The Pendulum

A Federation Star Trek vessel hovers in the troposphere of an ocean planet. It is one of those aerodynamic, modern-looking ones that tend to show up for a cameo in the expensive effects-heavy season finales, only in this instance, the “saucer” is an enormous, open-topped garden. It is on a long slope which begins at the back of the disk and rakes downwards in rocky crags, pathways and waterfalls towards a shoreline at the ship’s bow. Through transparent aluminium, the inhabitants look beyond their own idyllic sea-horizon to the stormy waters of the world below and peer curiously at some twilight city engulfed in mist and monstrous waves.

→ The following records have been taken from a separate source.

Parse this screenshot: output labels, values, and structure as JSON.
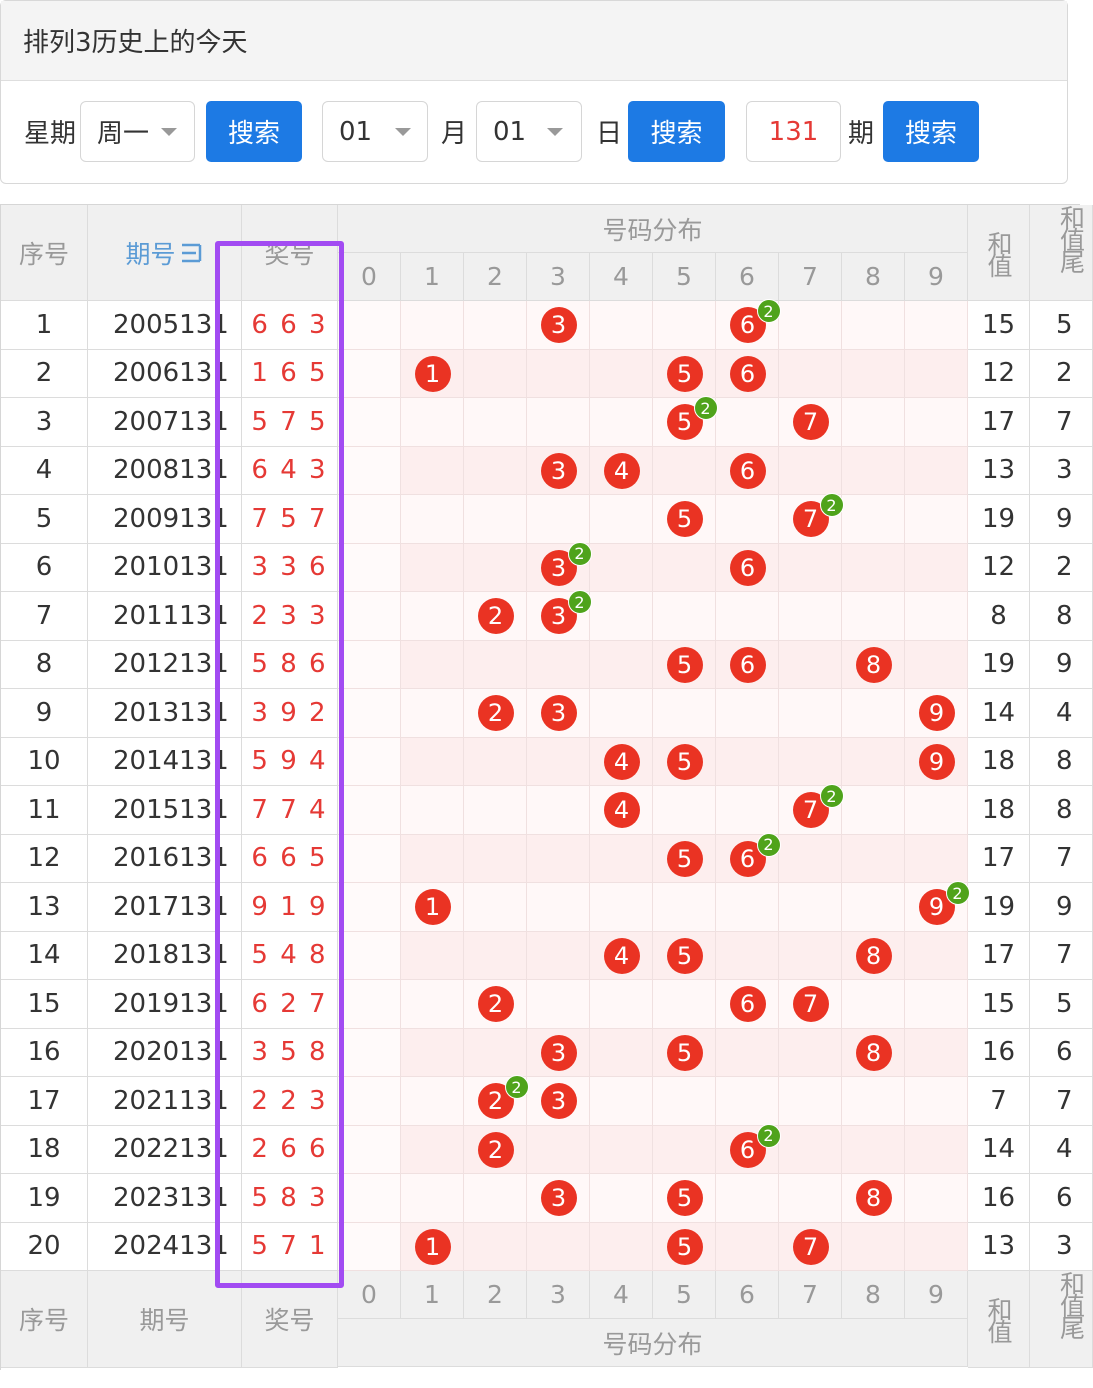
{
  "header": {
    "title": "排列3历史上的今天"
  },
  "filters": {
    "weekday_label": "星期",
    "weekday": "周一",
    "search_weekday": "搜索",
    "month": "01",
    "month_label": "月",
    "day": "01",
    "day_label": "日",
    "search_date": "搜索",
    "issue": "131",
    "issue_label": "期",
    "search_issue": "搜索"
  },
  "table": {
    "columns": {
      "seq": "序号",
      "period": "期号",
      "number": "奖号",
      "distribution": "号码分布",
      "digits": [
        "0",
        "1",
        "2",
        "3",
        "4",
        "5",
        "6",
        "7",
        "8",
        "9"
      ],
      "sum": "和值",
      "tail": "和值尾"
    },
    "rows": [
      {
        "seq": 1,
        "period": "2005131",
        "number": "6 6 3",
        "balls": [
          {
            "digit": "3"
          },
          {
            "digit": "6",
            "repeat": "2"
          }
        ],
        "sum": 15,
        "tail": 5
      },
      {
        "seq": 2,
        "period": "2006131",
        "number": "1 6 5",
        "balls": [
          {
            "digit": "1"
          },
          {
            "digit": "5"
          },
          {
            "digit": "6"
          }
        ],
        "sum": 12,
        "tail": 2
      },
      {
        "seq": 3,
        "period": "2007131",
        "number": "5 7 5",
        "balls": [
          {
            "digit": "5",
            "repeat": "2"
          },
          {
            "digit": "7"
          }
        ],
        "sum": 17,
        "tail": 7
      },
      {
        "seq": 4,
        "period": "2008131",
        "number": "6 4 3",
        "balls": [
          {
            "digit": "3"
          },
          {
            "digit": "4"
          },
          {
            "digit": "6"
          }
        ],
        "sum": 13,
        "tail": 3
      },
      {
        "seq": 5,
        "period": "2009131",
        "number": "7 5 7",
        "balls": [
          {
            "digit": "5"
          },
          {
            "digit": "7",
            "repeat": "2"
          }
        ],
        "sum": 19,
        "tail": 9
      },
      {
        "seq": 6,
        "period": "2010131",
        "number": "3 3 6",
        "balls": [
          {
            "digit": "3",
            "repeat": "2"
          },
          {
            "digit": "6"
          }
        ],
        "sum": 12,
        "tail": 2
      },
      {
        "seq": 7,
        "period": "2011131",
        "number": "2 3 3",
        "balls": [
          {
            "digit": "2"
          },
          {
            "digit": "3",
            "repeat": "2"
          }
        ],
        "sum": 8,
        "tail": 8
      },
      {
        "seq": 8,
        "period": "2012131",
        "number": "5 8 6",
        "balls": [
          {
            "digit": "5"
          },
          {
            "digit": "6"
          },
          {
            "digit": "8"
          }
        ],
        "sum": 19,
        "tail": 9
      },
      {
        "seq": 9,
        "period": "2013131",
        "number": "3 9 2",
        "balls": [
          {
            "digit": "2"
          },
          {
            "digit": "3"
          },
          {
            "digit": "9"
          }
        ],
        "sum": 14,
        "tail": 4
      },
      {
        "seq": 10,
        "period": "2014131",
        "number": "5 9 4",
        "balls": [
          {
            "digit": "4"
          },
          {
            "digit": "5"
          },
          {
            "digit": "9"
          }
        ],
        "sum": 18,
        "tail": 8
      },
      {
        "seq": 11,
        "period": "2015131",
        "number": "7 7 4",
        "balls": [
          {
            "digit": "4"
          },
          {
            "digit": "7",
            "repeat": "2"
          }
        ],
        "sum": 18,
        "tail": 8
      },
      {
        "seq": 12,
        "period": "2016131",
        "number": "6 6 5",
        "balls": [
          {
            "digit": "5"
          },
          {
            "digit": "6",
            "repeat": "2"
          }
        ],
        "sum": 17,
        "tail": 7
      },
      {
        "seq": 13,
        "period": "2017131",
        "number": "9 1 9",
        "balls": [
          {
            "digit": "1"
          },
          {
            "digit": "9",
            "repeat": "2"
          }
        ],
        "sum": 19,
        "tail": 9
      },
      {
        "seq": 14,
        "period": "2018131",
        "number": "5 4 8",
        "balls": [
          {
            "digit": "4"
          },
          {
            "digit": "5"
          },
          {
            "digit": "8"
          }
        ],
        "sum": 17,
        "tail": 7
      },
      {
        "seq": 15,
        "period": "2019131",
        "number": "6 2 7",
        "balls": [
          {
            "digit": "2"
          },
          {
            "digit": "6"
          },
          {
            "digit": "7"
          }
        ],
        "sum": 15,
        "tail": 5
      },
      {
        "seq": 16,
        "period": "2020131",
        "number": "3 5 8",
        "balls": [
          {
            "digit": "3"
          },
          {
            "digit": "5"
          },
          {
            "digit": "8"
          }
        ],
        "sum": 16,
        "tail": 6
      },
      {
        "seq": 17,
        "period": "2021131",
        "number": "2 2 3",
        "balls": [
          {
            "digit": "2",
            "repeat": "2"
          },
          {
            "digit": "3"
          }
        ],
        "sum": 7,
        "tail": 7
      },
      {
        "seq": 18,
        "period": "2022131",
        "number": "2 6 6",
        "balls": [
          {
            "digit": "2"
          },
          {
            "digit": "6",
            "repeat": "2"
          }
        ],
        "sum": 14,
        "tail": 4
      },
      {
        "seq": 19,
        "period": "2023131",
        "number": "5 8 3",
        "balls": [
          {
            "digit": "3"
          },
          {
            "digit": "5"
          },
          {
            "digit": "8"
          }
        ],
        "sum": 16,
        "tail": 6
      },
      {
        "seq": 20,
        "period": "2024131",
        "number": "5 7 1",
        "balls": [
          {
            "digit": "1"
          },
          {
            "digit": "5"
          },
          {
            "digit": "7"
          }
        ],
        "sum": 13,
        "tail": 3
      }
    ]
  }
}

The garden itself is verdant with botanical wonders from across the galaxy, and I spend some time exploring the novel flora as I hike up the great incline. At the centre-back, approximately where the bridge might have been, there was a great, fairground-like pendulum swinging forwards and back, a great platform apparently attached to and pivoting around nothing. Knowing the Captain entertained visitors here, I make my way onboard it found myself exhilarated by its motions, although it makes it difficult to have a meaningful conversation. At one point I felt as if I had been launched into infinity, frozen somewhere in which time appeared to stand still and I was surrounded by geometric forms reminiscent of early 90s wallpaper. When I was yanked back to the now when the pendulum retreated, I returned to my conversation with the skipper, who was an older gentleman who spoke in gnomish phrases. But I soon tire of his patter, especially after I started to get serious swinger vibes from him, so I took my leave to explore the rest of the ship.

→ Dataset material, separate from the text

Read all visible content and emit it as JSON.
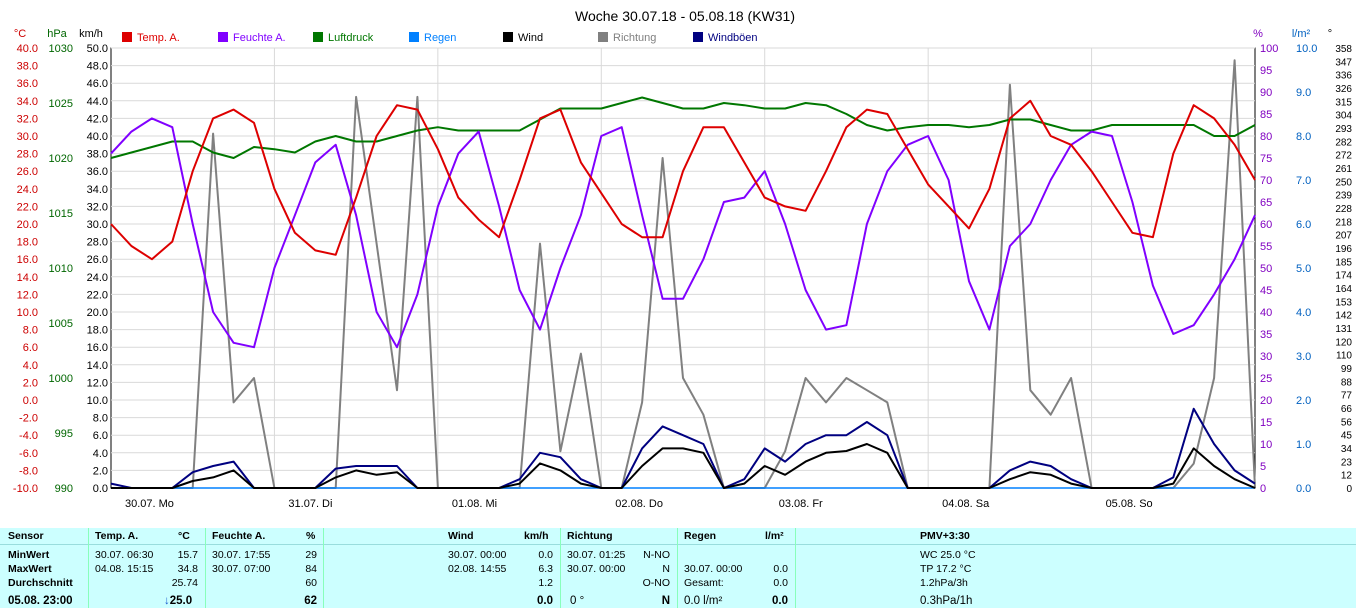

The back corridors were full of bars and nightclubs full of in interspecies debauchery; semi-robotic humanoids with hexagons for faces hooked up with beige girls with insectoid eyes. After making my way through many such rooms, I found my way at the bottom of a large metallic shaft that tangled upwards like a climbing wall as far as the eye could see. Like a video game, the elements that would help my ascent were helpfully marked out in red, and although it was exhausting I finally reached the top I opened a hatch and found myself in some kind of gunship moving its way through vividly coloured skyscrapers.

*

My toes and fingers fuse into claws and I leap towards my wife like Nosferatu. At the top of Easter Road in Edinburgh, an overpowering incandescent light shines from the top of Leith walk casting long shadows over the Duplo toys that drive up and down the road. I am unsure if this brilliance represents the dawn of a new age or the warmth of an irretrievable past.